I pulled Mom by the hand and told the shop owner very quietly that Mom was pregnant. Mom shouted, This is not about being pregnant! She tried to rip the tinkling thing off the door when we left. Everybody was quiet in the card shop. Mom huffed and puffed all the way home. She couldn’t stand how tasteful the shop was and how white the shop owner’s teeth were. I started to say, And you really hate modern thermostats, don’t you? But by then Mom was off in a world of her own, softly growling and trying to lower her heart rate with her precious Alexander technique.
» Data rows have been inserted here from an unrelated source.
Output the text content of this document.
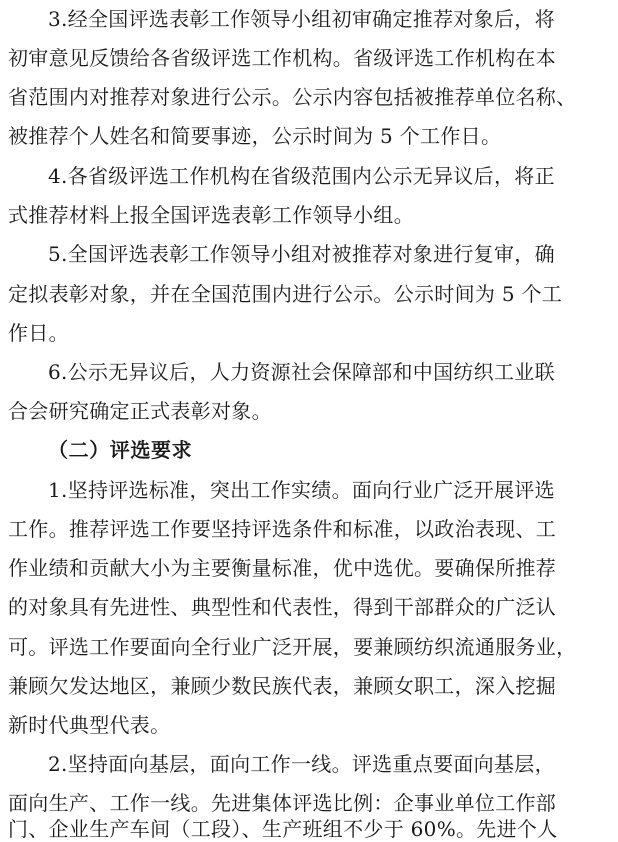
3.经全国评选表彰工作领导小组初审确定推荐对象后，将
初审意见反馈给各省级评选工作机构。省级评选工作机构在本
省范围内对推荐对象进行公示。公示内容包括被推荐单位名称、
被推荐个人姓名和简要事迹，公示时间为 5 个工作日。
4.各省级评选工作机构在省级范围内公示无异议后，将正
式推荐材料上报全国评选表彰工作领导小组。
5.全国评选表彰工作领导小组对被推荐对象进行复审，确
定拟表彰对象，并在全国范围内进行公示。公示时间为 5 个工
作日。
6.公示无异议后，人力资源社会保障部和中国纺织工业联
合会研究确定正式表彰对象。
（二）评选要求
1.坚持评选标准，突出工作实绩。面向行业广泛开展评选
工作。推荐评选工作要坚持评选条件和标准，以政治表现、工
作业绩和贡献大小为主要衡量标准，优中选优。要确保所推荐
的对象具有先进性、典型性和代表性，得到干部群众的广泛认
可。评选工作要面向全行业广泛开展，要兼顾纺织流通服务业，
兼顾欠发达地区，兼顾少数民族代表，兼顾女职工，深入挖掘
新时代典型代表。
2.坚持面向基层，面向工作一线。评选重点要面向基层，
面向生产、工作一线。先进集体评选比例：企事业单位工作部
门、企业生产车间（工段）、生产班组不少于 60%。先进个人
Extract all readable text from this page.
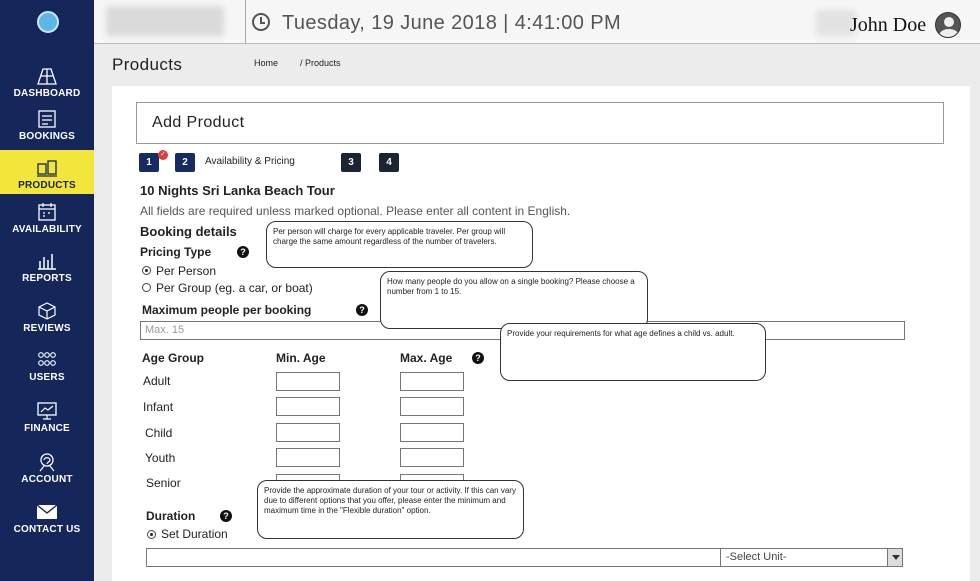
DASHBOARD
BOOKINGS
PRODUCTS
AVAILABILITY
REPORTS
REVIEWS
USERS
FINANCE
ACCOUNT
CONTACT US
Tuesday, 19 June 2018 | 4:41:00 PM	John Doe
Products	Home / Products
Add Product
1
✓
2	Availability & Pricing	3	4
10 Nights Sri Lanka Beach Tour
All fields are required unless marked optional. Please enter all content in English.
Booking details
Pricing Type	?
Per Person
Per Group (eg. a car, or boat)
Maximum people per booking	?
Max. 15
Age Group	Min. Age	Max. Age	?
Adult
Infant
Child
Youth
Senior
Duration	?
Set Duration
-Select Unit-
Per person will charge for every applicable traveler. Per group will charge the same amount regardless of the number of travelers.
How many people do you allow on a single booking? Please choose a number from 1 to 15.
Provide your requirements for what age defines a child vs. adult.
Provide the approximate duration of your tour or activity. If this can vary due to different options that you offer, please enter the minimum and maximum time in the "Flexible duration" option.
Grandma had the conchigliettes ready for us, with her Guatemalan woven placemats and candlelight and special blue glass candleholders that Auntie Momo had given her two weeks before she died. Grandma tried to get Mom to relax by making her laugh or at least move her lips into the shape of a smile. She asked Mom if she knew about positions to have sex in when you’re pregnant. Her friend Wilda said her daughter was teaching a pre-natal course at the Y and it was just amazing what the body could do and accommodate. Mom said oh god, Mom. Who am I having sex with? Grandma said no, of course not, she knew that, but just in general. She started listing positions that were comfortable to have sex in. Stop! I said. Ho! said Grandma. Why not talk about this? I said, Because it’s not funny. Funny! said Grandma. It’s not supposed to be funny! Mom sat with her arms crossed. Her head was tipped way over to the right. Okay, said Grandma. You want Grandmas to be funny history lessons all the time, not the Kama Sutra. Well, I had one dress made out of branches to last me for eighteen years and no shoes or cellphone when I was your age, Swiv. Is that better? When Euripides, Zapata, McClung and I were young we had to eat trees and drink our own urine to survive. Luckily we had two sets of sharp teeth, like sharks. Our grandparents were sharks. We had to visit them at Christmas and Easter underwater. They loved us so much. They made us eat so much. They didn’t speak English. They were so slippery and it was hard to hug them goodbye. We’d laugh and laugh about how slippery Grandma and Grandpa were. People hibernated back then, not just bears. We all fell asleep in the fall from late October to early April.